这里有一个动态规划算法,与您所想的一致。

from collections import defaultdict, namedtuple
from heapq import heappop, heappush
from itertools import product
from math import inf

# Constructors for Boolean expressions. False and True are also accepted.
Lt = namedtuple("Lt", ["lhs", "rhs"])
Eq = namedtuple("Eq", ["lhs", "rhs"])
Gt = namedtuple("Gt", ["lhs", "rhs"])
And = namedtuple("And", ["lhs", "rhs"])
Or = namedtuple("Or", ["lhs", "rhs"])

# Variable names. Arbitrary strings are accepted.
A = "A"
B = "B"
C = "C"

# Example formulas.
first_example = And(Gt(A, 5), Eq(A, 6))
second_example = Or(And(Gt(B, 2), Eq(C, 2)), And(Gt(B, 2), Lt(C, 2)))
third_example = Or(And(Gt(A, 1), Gt(B, 1)), And(Gt(A, 0), Gt(B, 2)))
fourth_example = Or(Lt(A, 6), Gt(A, 5))
fifth_example = Or(And(Eq(A, 2), Gt(C, 2)), And(Eq(B, 2), Lt(C, 2)))

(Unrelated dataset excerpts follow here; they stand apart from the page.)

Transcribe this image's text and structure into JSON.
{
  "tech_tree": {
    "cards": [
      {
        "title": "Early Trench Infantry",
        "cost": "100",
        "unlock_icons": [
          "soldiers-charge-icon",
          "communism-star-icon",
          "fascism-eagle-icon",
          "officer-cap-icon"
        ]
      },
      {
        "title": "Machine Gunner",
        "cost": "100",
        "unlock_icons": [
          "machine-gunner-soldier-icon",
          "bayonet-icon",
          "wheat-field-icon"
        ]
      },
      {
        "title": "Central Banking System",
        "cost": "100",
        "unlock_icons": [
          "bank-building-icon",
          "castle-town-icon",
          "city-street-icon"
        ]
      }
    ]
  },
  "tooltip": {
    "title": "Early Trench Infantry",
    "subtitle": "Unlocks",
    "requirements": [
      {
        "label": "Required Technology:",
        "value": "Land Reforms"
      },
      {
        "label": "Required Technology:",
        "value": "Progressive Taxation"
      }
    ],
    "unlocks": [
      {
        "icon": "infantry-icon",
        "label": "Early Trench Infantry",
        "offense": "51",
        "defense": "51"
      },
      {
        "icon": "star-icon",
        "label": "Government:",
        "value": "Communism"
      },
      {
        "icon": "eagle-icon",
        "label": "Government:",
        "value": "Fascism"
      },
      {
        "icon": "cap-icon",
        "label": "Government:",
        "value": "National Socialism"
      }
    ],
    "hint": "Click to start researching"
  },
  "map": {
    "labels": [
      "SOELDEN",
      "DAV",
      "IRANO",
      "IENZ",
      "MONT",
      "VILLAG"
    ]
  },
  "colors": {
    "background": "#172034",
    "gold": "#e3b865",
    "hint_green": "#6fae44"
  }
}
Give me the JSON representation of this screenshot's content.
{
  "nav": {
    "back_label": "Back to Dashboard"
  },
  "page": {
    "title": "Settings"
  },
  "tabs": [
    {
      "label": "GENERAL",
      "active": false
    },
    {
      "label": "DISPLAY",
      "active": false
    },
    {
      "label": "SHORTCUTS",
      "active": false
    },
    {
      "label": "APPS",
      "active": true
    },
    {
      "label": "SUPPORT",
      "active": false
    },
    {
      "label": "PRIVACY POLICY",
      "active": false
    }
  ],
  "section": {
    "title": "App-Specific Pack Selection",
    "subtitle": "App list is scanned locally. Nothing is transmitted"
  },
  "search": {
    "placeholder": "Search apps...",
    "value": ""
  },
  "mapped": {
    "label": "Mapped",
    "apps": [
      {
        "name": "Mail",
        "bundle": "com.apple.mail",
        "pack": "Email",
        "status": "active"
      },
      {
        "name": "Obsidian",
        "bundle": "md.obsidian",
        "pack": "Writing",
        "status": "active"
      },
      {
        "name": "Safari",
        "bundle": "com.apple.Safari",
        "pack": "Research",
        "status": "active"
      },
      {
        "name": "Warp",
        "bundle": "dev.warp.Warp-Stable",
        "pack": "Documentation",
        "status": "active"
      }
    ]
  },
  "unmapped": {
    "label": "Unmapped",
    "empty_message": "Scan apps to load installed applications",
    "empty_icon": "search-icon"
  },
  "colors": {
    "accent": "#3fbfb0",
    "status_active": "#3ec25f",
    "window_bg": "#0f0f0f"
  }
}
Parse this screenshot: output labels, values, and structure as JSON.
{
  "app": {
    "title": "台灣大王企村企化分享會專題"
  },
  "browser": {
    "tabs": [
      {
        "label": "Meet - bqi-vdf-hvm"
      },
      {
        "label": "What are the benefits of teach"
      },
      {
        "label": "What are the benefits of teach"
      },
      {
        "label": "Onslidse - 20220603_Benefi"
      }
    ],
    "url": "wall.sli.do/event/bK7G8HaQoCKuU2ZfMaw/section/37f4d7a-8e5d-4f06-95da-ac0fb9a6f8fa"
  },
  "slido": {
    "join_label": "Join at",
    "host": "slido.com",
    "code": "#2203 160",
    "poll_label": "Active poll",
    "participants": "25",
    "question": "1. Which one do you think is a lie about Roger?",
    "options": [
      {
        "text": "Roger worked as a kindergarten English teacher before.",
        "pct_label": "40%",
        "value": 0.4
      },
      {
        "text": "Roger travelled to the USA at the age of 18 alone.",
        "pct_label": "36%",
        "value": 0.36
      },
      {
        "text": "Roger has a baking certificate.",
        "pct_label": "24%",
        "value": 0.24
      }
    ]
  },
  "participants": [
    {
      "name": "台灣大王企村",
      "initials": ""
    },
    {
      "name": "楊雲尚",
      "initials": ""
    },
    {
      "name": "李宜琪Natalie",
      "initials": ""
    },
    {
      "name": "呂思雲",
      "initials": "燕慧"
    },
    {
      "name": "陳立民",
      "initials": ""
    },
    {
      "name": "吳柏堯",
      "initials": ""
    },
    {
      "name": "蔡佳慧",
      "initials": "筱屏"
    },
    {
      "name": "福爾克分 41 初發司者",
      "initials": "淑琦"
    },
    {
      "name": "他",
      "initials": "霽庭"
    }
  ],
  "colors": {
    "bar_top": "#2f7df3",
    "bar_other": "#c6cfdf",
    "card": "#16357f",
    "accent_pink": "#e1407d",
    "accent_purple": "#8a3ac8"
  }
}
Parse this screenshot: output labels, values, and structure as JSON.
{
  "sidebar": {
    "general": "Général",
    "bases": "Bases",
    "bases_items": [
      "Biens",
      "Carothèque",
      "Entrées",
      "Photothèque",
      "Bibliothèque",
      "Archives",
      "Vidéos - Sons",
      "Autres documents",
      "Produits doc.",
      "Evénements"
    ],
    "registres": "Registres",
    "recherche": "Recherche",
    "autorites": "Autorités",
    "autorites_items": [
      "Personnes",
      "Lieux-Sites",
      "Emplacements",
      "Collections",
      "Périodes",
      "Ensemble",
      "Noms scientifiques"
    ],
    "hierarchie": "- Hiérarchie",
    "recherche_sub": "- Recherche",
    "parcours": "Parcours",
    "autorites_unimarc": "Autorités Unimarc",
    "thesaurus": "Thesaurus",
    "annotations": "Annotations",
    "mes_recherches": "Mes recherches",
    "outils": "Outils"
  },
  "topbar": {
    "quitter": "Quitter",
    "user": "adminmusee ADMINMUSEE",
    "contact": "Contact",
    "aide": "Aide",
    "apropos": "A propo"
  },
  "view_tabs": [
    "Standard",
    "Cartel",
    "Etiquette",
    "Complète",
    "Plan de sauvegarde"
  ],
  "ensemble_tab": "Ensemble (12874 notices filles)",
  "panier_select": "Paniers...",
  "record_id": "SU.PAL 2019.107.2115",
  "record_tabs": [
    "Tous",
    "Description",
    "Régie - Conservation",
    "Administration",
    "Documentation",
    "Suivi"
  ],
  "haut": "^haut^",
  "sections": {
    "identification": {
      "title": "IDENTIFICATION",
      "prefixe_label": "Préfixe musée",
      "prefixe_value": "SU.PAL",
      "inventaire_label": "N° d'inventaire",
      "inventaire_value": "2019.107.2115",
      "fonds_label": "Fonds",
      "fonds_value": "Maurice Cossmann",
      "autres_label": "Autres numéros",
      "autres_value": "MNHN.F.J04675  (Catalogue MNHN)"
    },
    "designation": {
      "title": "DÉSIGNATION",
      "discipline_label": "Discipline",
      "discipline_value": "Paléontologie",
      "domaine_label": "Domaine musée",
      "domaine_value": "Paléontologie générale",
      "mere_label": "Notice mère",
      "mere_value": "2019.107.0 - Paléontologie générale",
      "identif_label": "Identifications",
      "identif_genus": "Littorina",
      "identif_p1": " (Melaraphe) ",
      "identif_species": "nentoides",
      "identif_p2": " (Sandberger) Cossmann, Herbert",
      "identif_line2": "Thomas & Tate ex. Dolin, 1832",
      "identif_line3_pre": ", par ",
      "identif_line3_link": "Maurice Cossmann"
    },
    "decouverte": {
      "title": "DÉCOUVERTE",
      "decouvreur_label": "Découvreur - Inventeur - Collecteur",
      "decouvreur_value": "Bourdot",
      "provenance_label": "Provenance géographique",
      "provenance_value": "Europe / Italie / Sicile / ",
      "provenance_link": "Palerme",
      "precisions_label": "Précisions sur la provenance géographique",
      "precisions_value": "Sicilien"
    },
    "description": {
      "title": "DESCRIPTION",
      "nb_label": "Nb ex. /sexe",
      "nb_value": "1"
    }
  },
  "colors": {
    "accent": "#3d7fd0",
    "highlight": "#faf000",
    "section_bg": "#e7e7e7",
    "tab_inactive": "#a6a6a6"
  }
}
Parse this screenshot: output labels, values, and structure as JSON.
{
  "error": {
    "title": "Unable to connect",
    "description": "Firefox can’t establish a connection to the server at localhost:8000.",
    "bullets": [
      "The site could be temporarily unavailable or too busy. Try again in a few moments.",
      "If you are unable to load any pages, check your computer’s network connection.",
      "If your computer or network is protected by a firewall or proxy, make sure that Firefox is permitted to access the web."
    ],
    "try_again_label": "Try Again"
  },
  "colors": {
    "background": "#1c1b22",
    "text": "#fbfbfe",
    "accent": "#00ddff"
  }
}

# Returns a map from each variable to the set of values such that the formula
# might evaluate differently for variable = value-1 versus variable = value.
def get_critical_value_sets(formula, result=None):
    if result is None:
        result = defaultdict(set)
    if isinstance(formula, bool):
        pass
    elif isinstance(formula, Lt):
        result[formula.lhs].add(formula.rhs)
    elif isinstance(formula, Eq):
        result[formula.lhs].add(formula.rhs)
        result[formula.lhs].add(formula.rhs + 1)
    elif isinstance(formula, Gt):
        result[formula.lhs].add(formula.rhs + 1)
    elif isinstance(formula, (And, Or)):
        get_critical_value_sets(formula.lhs, result)
        get_critical_value_sets(formula.rhs, result)
    else:
        assert False, str(formula)
    return result


# Returns a list of inputs sufficient to compare Boolean combinations of the
# primitives returned by enumerate_useful_primitives.
def enumerate_truth_table_inputs(critical_value_sets):
    variables, value_sets = zip(*critical_value_sets.items())
    return [
        dict(zip(variables, values))
        for values in product(*({-inf} | value_set for value_set in value_sets))
    ]


# Returns both constants and all single comparisons whose critical value set is
# a subset of the given ones.
def enumerate_useful_primitives(critical_value_sets):
    yield False
    yield True
    for variable, value_set in critical_value_sets.items():
        for value in value_set:
            yield Lt(variable, value)
            if value + 1 in value_set:
                yield Eq(variable, value)
            yield Gt(variable, value - 1)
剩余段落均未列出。